Enhancing CTC-based speech recognition with diverse modeling units
Shiyi Han, Zhihong Lei, Mingbin Xu, Xingyu Na, Zhen Huang
TL;DR
The paper tackles improving CTC-based end-to-end ASR beyond multi-pass rescoring by jointly training with diverse modeling units (phonemes, characters, and logographic representations). It introduces a training-time approach that attaches auxiliary CTC losses to intermediate encoder layers, aligning the unit representations with the encoder depths that best capture their information. Across LibriSpeech and AISHELL-2, the method yields significant WER/CER improvements without added inference cost or a second-pass acoustic model, and uncovers a consistent pattern where phonetic units peak in mid-layers while linguistic units benefit from deeper layers. The findings offer a practical path to more accurate and efficient ASR by integrating heterogeneous modeling units directly into the training objective, with demonstrated effectiveness on both alphabetic and logographic languages.
Abstract
In recent years, the evolution of end-to-end (E2E) automatic speech recognition (ASR) models has been remarkable, largely due to advances in deep learning architectures like transformer. On top of E2E systems, researchers have achieved substantial accuracy improvement by rescoring E2E model's N-best hypotheses with a phoneme-based model.

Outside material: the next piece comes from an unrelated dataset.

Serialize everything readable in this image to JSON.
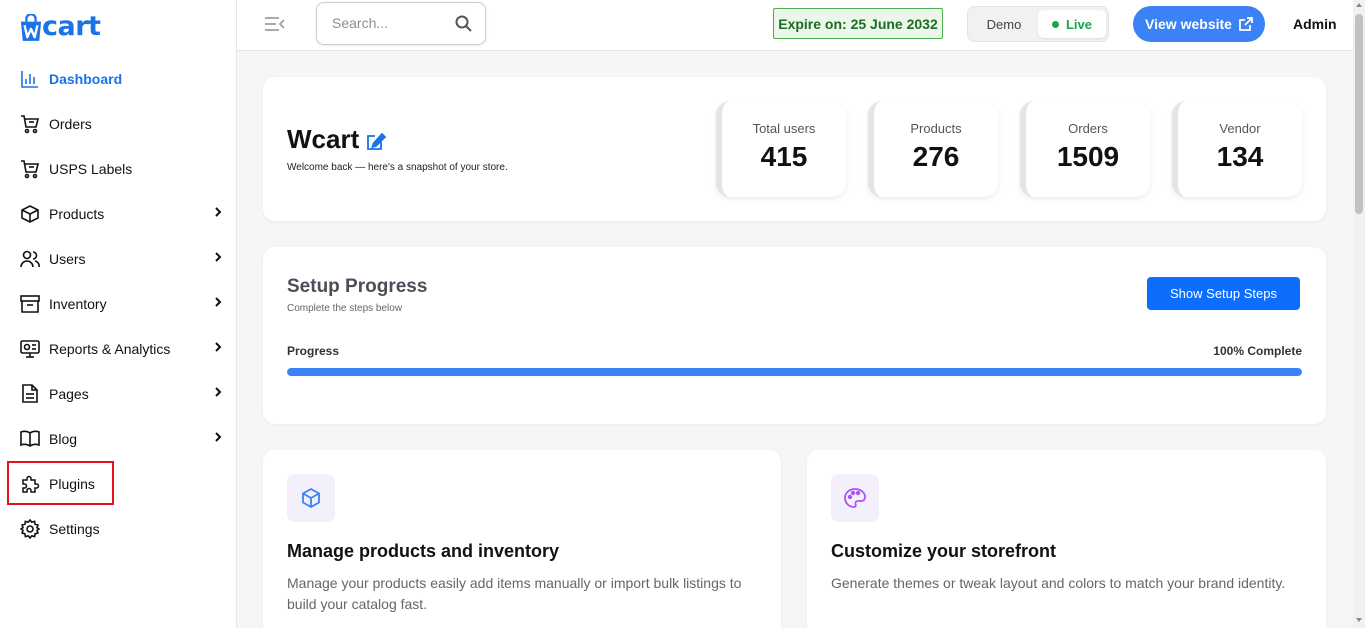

This raises an interesting question about where the improvements come from other than the system combination effect. We examine the underlying mechanisms driving these gains and propose an efficient joint training approach, where E2E models are trained jointly with diverse modeling units. This methodology does not only align the strengths of both phoneme and grapheme-based models but also reveals that using these diverse modeling units in a synergistic way can significantly enhance model accuracy. Our findings offer new insights into the optimal integration of heterogeneous modeling units in the development of more robust and accurate ASR systems.